Warga Perumahan Taman Mangu Indah, Pondok Aren, Tangerang Selatan, mengeluhkan kondisi banjir yang semakin sering merendam kawasan permukiman mereka belakangan ini. Fenomena yang semula terjadi dalam siklus lima tahunan tersebut, kini muncul hampir setiap bulan sebagaimana dilansir dari Megapolitan pada Minggu (3/5/2026).
Ketua RT 02 RW 12 Taman Mangu Indah, Sugiyanto, mengungkapkan kekhawatirannya terhadap perubahan frekuensi genangan air yang mulai terasa signifikan dalam beberapa tahun terakhir. Padahal, ia tercatat telah bermukim di kawasan perumahan tersebut sejak tahun 1994.
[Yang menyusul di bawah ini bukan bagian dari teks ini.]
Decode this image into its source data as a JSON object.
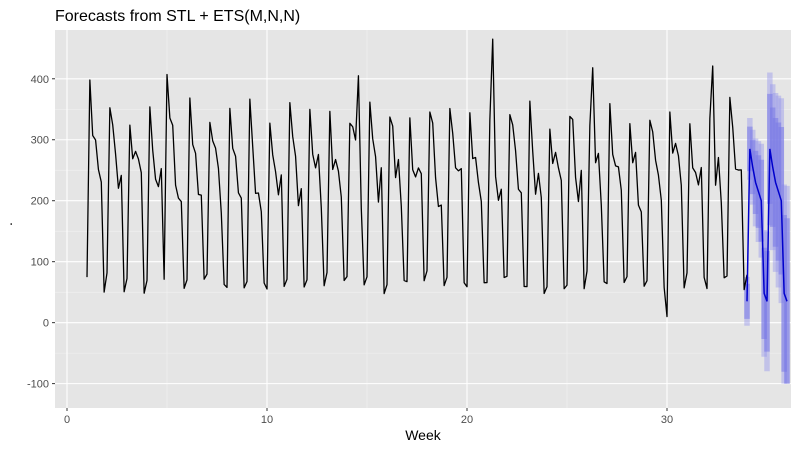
{
  "chart_data": {
    "type": "line",
    "title": "Forecasts from STL +  ETS(M,N,N)",
    "xlabel": "Week",
    "ylabel": ".",
    "xlim": [
      -0.6,
      36.2
    ],
    "ylim": [
      -140,
      480
    ],
    "x_ticks": [
      0,
      10,
      20,
      30
    ],
    "y_ticks": [
      -100,
      0,
      100,
      200,
      300,
      400
    ],
    "x_tick_labels": [
      "0",
      "10",
      "20",
      "30"
    ],
    "y_tick_labels": [
      "-100",
      "0",
      "100",
      "200",
      "300",
      "400"
    ],
    "grid": true,
    "panel_background": "#e5e5e5",
    "observed": {
      "color": "#000000",
      "period_per_week": 7,
      "x_start": 1.0,
      "x_end": 34.0,
      "daily_pattern": [
        70,
        390,
        290,
        250,
        230,
        210,
        60
      ],
      "notable_points": [
        {
          "x": 1.14,
          "y": 398
        },
        {
          "x": 5.0,
          "y": 407
        },
        {
          "x": 14.57,
          "y": 405
        },
        {
          "x": 21.29,
          "y": 465
        },
        {
          "x": 26.29,
          "y": 418
        },
        {
          "x": 32.29,
          "y": 421
        },
        {
          "x": 30.0,
          "y": 10
        }
      ]
    },
    "forecast": {
      "color": "#0000cc",
      "x_start": 34.0,
      "x_end": 36.0,
      "point_pattern": [
        35,
        285,
        255,
        230,
        215,
        200,
        48
      ],
      "interval_upper_max": 420,
      "interval_lower_min": -100
    }
  }
}
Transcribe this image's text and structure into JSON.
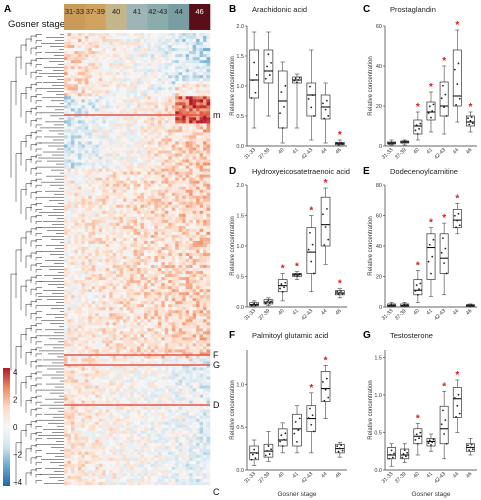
{
  "figure": {
    "panel_letters": [
      "A",
      "B",
      "C",
      "D",
      "E",
      "F",
      "G"
    ],
    "gosner_stage_title": "Gosner stage",
    "stage_labels": [
      "31-33",
      "37-39",
      "40",
      "41",
      "42-43",
      "44",
      "46"
    ],
    "stage_colors": [
      "#c99a58",
      "#d1a160",
      "#c5b68a",
      "#9fb4b7",
      "#8aacad",
      "#7a9da2",
      "#5a0e18"
    ],
    "row_markers": [
      "m",
      "F",
      "G",
      "D",
      "C"
    ],
    "colorbar_ticks": [
      "4",
      "2",
      "0",
      "−2",
      "−4"
    ],
    "colorbar_stops": [
      "#b2182b",
      "#ef8a62",
      "#fddbc7",
      "#f7f7f7",
      "#d1e5f0",
      "#67a9cf",
      "#2166ac"
    ],
    "highlight_color": "#e6554a",
    "significance_color": "#d7191c"
  },
  "chart_data": [
    {
      "type": "heatmap",
      "panel": "A",
      "title": "Gosner stage",
      "columns": [
        "31-33",
        "37-39",
        "40",
        "41",
        "42-43",
        "44",
        "46"
      ],
      "colorbar": [
        -4,
        4
      ],
      "highlighted_rows": [
        "m",
        "F",
        "G",
        "D",
        "C"
      ]
    },
    {
      "type": "box",
      "panel": "B",
      "title": "Arachidonic acid",
      "ylabel": "Relative concentration",
      "xlabel": "",
      "categories": [
        "31-33",
        "37-39",
        "40",
        "41",
        "42-43",
        "44",
        "46"
      ],
      "ylim": [
        0,
        2.0
      ],
      "yticks": [
        0.0,
        0.5,
        1.0,
        1.5,
        2.0
      ],
      "boxes": [
        {
          "min": 0.3,
          "q1": 0.8,
          "median": 1.1,
          "q3": 1.6,
          "max": 1.9
        },
        {
          "min": 0.5,
          "q1": 1.05,
          "median": 1.25,
          "q3": 1.6,
          "max": 1.9
        },
        {
          "min": 0.05,
          "q1": 0.3,
          "median": 0.75,
          "q3": 1.25,
          "max": 1.4
        },
        {
          "min": 0.3,
          "q1": 1.05,
          "median": 1.1,
          "q3": 1.15,
          "max": 1.2
        },
        {
          "min": 0.1,
          "q1": 0.5,
          "median": 0.85,
          "q3": 1.05,
          "max": 1.6
        },
        {
          "min": 0.05,
          "q1": 0.45,
          "median": 0.65,
          "q3": 0.85,
          "max": 1.05
        },
        {
          "min": 0.0,
          "q1": 0.02,
          "median": 0.04,
          "q3": 0.06,
          "max": 0.1
        }
      ],
      "significant": [
        false,
        false,
        false,
        false,
        false,
        false,
        true
      ]
    },
    {
      "type": "box",
      "panel": "C",
      "title": "Prostaglandin",
      "ylabel": "Relative concentration",
      "xlabel": "",
      "categories": [
        "31-33",
        "37-39",
        "40",
        "41",
        "42-43",
        "44",
        "46"
      ],
      "ylim": [
        0,
        60
      ],
      "yticks": [
        0,
        20,
        40,
        60
      ],
      "boxes": [
        {
          "min": 0.5,
          "q1": 1,
          "median": 1.5,
          "q3": 2,
          "max": 3
        },
        {
          "min": 0.5,
          "q1": 1.5,
          "median": 2,
          "q3": 2.5,
          "max": 3
        },
        {
          "min": 3,
          "q1": 6,
          "median": 10,
          "q3": 13,
          "max": 17
        },
        {
          "min": 7,
          "q1": 13,
          "median": 17,
          "q3": 22,
          "max": 27
        },
        {
          "min": 6,
          "q1": 15,
          "median": 20,
          "q3": 32,
          "max": 40
        },
        {
          "min": 12,
          "q1": 20,
          "median": 25,
          "q3": 48,
          "max": 58
        },
        {
          "min": 7,
          "q1": 10,
          "median": 12,
          "q3": 15,
          "max": 17
        }
      ],
      "significant": [
        false,
        false,
        true,
        true,
        true,
        true,
        true
      ]
    },
    {
      "type": "box",
      "panel": "D",
      "title": "Hydroxyeicosatetraenoic acid",
      "ylabel": "Relative concentration",
      "xlabel": "",
      "categories": [
        "31-33",
        "37-39",
        "40",
        "41",
        "42-43",
        "44",
        "46"
      ],
      "ylim": [
        0,
        2.0
      ],
      "yticks": [
        0.0,
        0.5,
        1.0,
        1.5,
        2.0
      ],
      "boxes": [
        {
          "min": 0.0,
          "q1": 0.02,
          "median": 0.04,
          "q3": 0.07,
          "max": 0.1
        },
        {
          "min": 0.02,
          "q1": 0.05,
          "median": 0.08,
          "q3": 0.12,
          "max": 0.15
        },
        {
          "min": 0.1,
          "q1": 0.25,
          "median": 0.35,
          "q3": 0.45,
          "max": 0.55
        },
        {
          "min": 0.45,
          "q1": 0.5,
          "median": 0.53,
          "q3": 0.55,
          "max": 0.58
        },
        {
          "min": 0.25,
          "q1": 0.55,
          "median": 0.9,
          "q3": 1.3,
          "max": 1.5
        },
        {
          "min": 0.7,
          "q1": 1.0,
          "median": 1.35,
          "q3": 1.8,
          "max": 1.95
        },
        {
          "min": 0.15,
          "q1": 0.2,
          "median": 0.23,
          "q3": 0.27,
          "max": 0.3
        }
      ],
      "significant": [
        false,
        false,
        true,
        true,
        true,
        true,
        true
      ]
    },
    {
      "type": "box",
      "panel": "E",
      "title": "Dodecenoylcarnitine",
      "ylabel": "Relative concentration",
      "xlabel": "",
      "categories": [
        "31-33",
        "37-39",
        "40",
        "41",
        "42-43",
        "44",
        "46"
      ],
      "ylim": [
        0,
        80
      ],
      "yticks": [
        0,
        20,
        40,
        60,
        80
      ],
      "boxes": [
        {
          "min": 0,
          "q1": 0.5,
          "median": 1,
          "q3": 2,
          "max": 3
        },
        {
          "min": 0,
          "q1": 0.5,
          "median": 1,
          "q3": 2,
          "max": 3
        },
        {
          "min": 3,
          "q1": 8,
          "median": 11,
          "q3": 18,
          "max": 24
        },
        {
          "min": 7,
          "q1": 18,
          "median": 39,
          "q3": 48,
          "max": 52
        },
        {
          "min": 8,
          "q1": 22,
          "median": 32,
          "q3": 48,
          "max": 55
        },
        {
          "min": 48,
          "q1": 52,
          "median": 57,
          "q3": 64,
          "max": 68
        },
        {
          "min": 0,
          "q1": 0.5,
          "median": 1,
          "q3": 1.5,
          "max": 2
        }
      ],
      "significant": [
        false,
        false,
        true,
        true,
        true,
        true,
        false
      ]
    },
    {
      "type": "box",
      "panel": "F",
      "title": "Palmitoyl glutamic acid",
      "ylabel": "Relative concentration",
      "xlabel": "Gosner stage",
      "categories": [
        "31-33",
        "37-39",
        "40",
        "41",
        "42-43",
        "44",
        "46"
      ],
      "ylim": [
        0,
        1.4
      ],
      "yticks": [
        0.0,
        0.5,
        1.0
      ],
      "boxes": [
        {
          "min": 0.05,
          "q1": 0.12,
          "median": 0.2,
          "q3": 0.28,
          "max": 0.35
        },
        {
          "min": 0.1,
          "q1": 0.15,
          "median": 0.22,
          "q3": 0.3,
          "max": 0.45
        },
        {
          "min": 0.2,
          "q1": 0.28,
          "median": 0.35,
          "q3": 0.48,
          "max": 0.55
        },
        {
          "min": 0.2,
          "q1": 0.28,
          "median": 0.48,
          "q3": 0.65,
          "max": 0.75
        },
        {
          "min": 0.2,
          "q1": 0.45,
          "median": 0.6,
          "q3": 0.75,
          "max": 0.9
        },
        {
          "min": 0.6,
          "q1": 0.8,
          "median": 0.95,
          "q3": 1.15,
          "max": 1.22
        },
        {
          "min": 0.15,
          "q1": 0.2,
          "median": 0.25,
          "q3": 0.3,
          "max": 0.32
        }
      ],
      "significant": [
        false,
        false,
        false,
        false,
        true,
        true,
        false
      ]
    },
    {
      "type": "box",
      "panel": "G",
      "title": "Testosterone",
      "ylabel": "Relative concentration",
      "xlabel": "Gosner stage",
      "categories": [
        "31-33",
        "37-39",
        "40",
        "41",
        "42-43",
        "44",
        "46"
      ],
      "ylim": [
        0,
        1.6
      ],
      "yticks": [
        0.0,
        0.5,
        1.0,
        1.5
      ],
      "boxes": [
        {
          "min": 0.05,
          "q1": 0.15,
          "median": 0.2,
          "q3": 0.3,
          "max": 0.35
        },
        {
          "min": 0.1,
          "q1": 0.15,
          "median": 0.2,
          "q3": 0.28,
          "max": 0.35
        },
        {
          "min": 0.2,
          "q1": 0.35,
          "median": 0.45,
          "q3": 0.55,
          "max": 0.62
        },
        {
          "min": 0.25,
          "q1": 0.32,
          "median": 0.38,
          "q3": 0.42,
          "max": 0.48
        },
        {
          "min": 0.15,
          "q1": 0.35,
          "median": 0.55,
          "q3": 0.85,
          "max": 1.05
        },
        {
          "min": 0.5,
          "q1": 0.7,
          "median": 0.95,
          "q3": 1.1,
          "max": 1.2
        },
        {
          "min": 0.2,
          "q1": 0.25,
          "median": 0.3,
          "q3": 0.35,
          "max": 0.42
        }
      ],
      "significant": [
        false,
        false,
        true,
        false,
        true,
        true,
        false
      ]
    }
  ]
}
"Kalau dulu mungkin lima tahunan dan pas musim hujan saja banjirnya. Sekarang ini hujan sedikit saja sudah banjir, bahkan kadang kita enggak hujan, tapi kebanjiran," ujar Sugiyanto, Ketua RT 02 RW 12 Taman Mangu Indah.
Peningkatan volume air tersebut diduga kuat dipicu oleh masifnya pembangunan kawasan permukiman di wilayah hulu, termasuk daerah Bintaro. Hal ini mengakibatkan berkurangnya lahan serapan sehingga debit air yang mengalir menuju Taman Mangu melalui aliran Kali Ciputat menjadi jauh lebih besar.
"Dulu masih banyak lahan kosong, jadi penyerapan air maksimal. Sekarang sudah banyak perumahan, akhirnya airnya makin banyak ke sini," kata Sugiyanto.
Kawasan Taman Mangu memang menjadi titik pertemuan aliran air yang berasal dari wilayah Bintaro. Sugiyanto memberikan konfirmasi mengenai keterkaitan geografis aliran sungai yang melewati wilayah tersebut.
"Ya memang betul, kali di Taman Mangu ini alirannya dari Bintaro itu," kata Sugiyanto.
Mengenai solusi jangka panjang, warga berharap pemerintah daerah segera melakukan normalisasi sungai untuk memperlancar arus air. Normalisasi dinilai menjadi langkah konkret yang paling memungkinkan untuk menekan risiko luapan sungai di masa mendatang.
"Paling kali dinormalisasi. Ya mungkin kalau dinormalisasi lagi insya Allah mudah-mudahan agak mengurangin juga," ucap Sugiyanto.
Keresahan serupa dirasakan oleh Ketua RT 04 RW 12, Imawan Susanto, yang menyebutkan bahwa banjir saat ini sudah tidak lagi bergantung pada tingginya curah hujan di wilayah setempat. Ketinggian air pada kejadian terakhir dilaporkan mencapai 50 sentimeter hingga masuk ke dalam rumah warga.
"Sekarang hujan sedikit langsung banjir. Bahkan setahun bisa beberapa kali. Dulu enggak separah ini, bisa lebih dari lima tahun baru banjir lagi," ujar Imawan Susanto, Ketua RT 04 RW 12.
Imawan menambahkan bahwa rumah-rumah yang sudah diupayakan untuk ditinggikan tetap tidak luput dari rendaman air. Ia menyoroti kondisi debit air yang sangat tinggi hingga melampaui batas pertahanan rumah warga.
"Rumah yang sudah ditinggikan sekitar 30 sentimeter saja masih kemasukan air. Apalagi yang lebih rendah," kata Imawan.
Selain masalah debit air, kondisi infrastruktur seperti tanggul dan jalanan di sekitar sungai juga menjadi perhatian warga. Meskipun terdapat tanggul, air dilaporkan tetap merembes melalui celah-celah retakan di permukaan jalan perumahan.
"Jalanan sekarang banyak retak, dan dari retakan itu keluar air. Jadi bukan cuma dari atas, tapi dari bawah juga ngerembes," kata Imawan.
Masalah ini diperparah dengan dugaan perubahan jalur Kali Ciputat di kawasan Bintaro yang tidak lagi mengalir secara normal. Penyempitan jalur air, termasuk di area yang kini menjadi pusat perbelanjaan Bintaro Xchange, disinyalir mengonsentrasikan debit air pada satu aliran tunggal menuju hilir di utara Pondok Aren.
"Efeknya kan sudah pasti, debit air tinggi kalau curah hujan tinggi," ucap Imawan.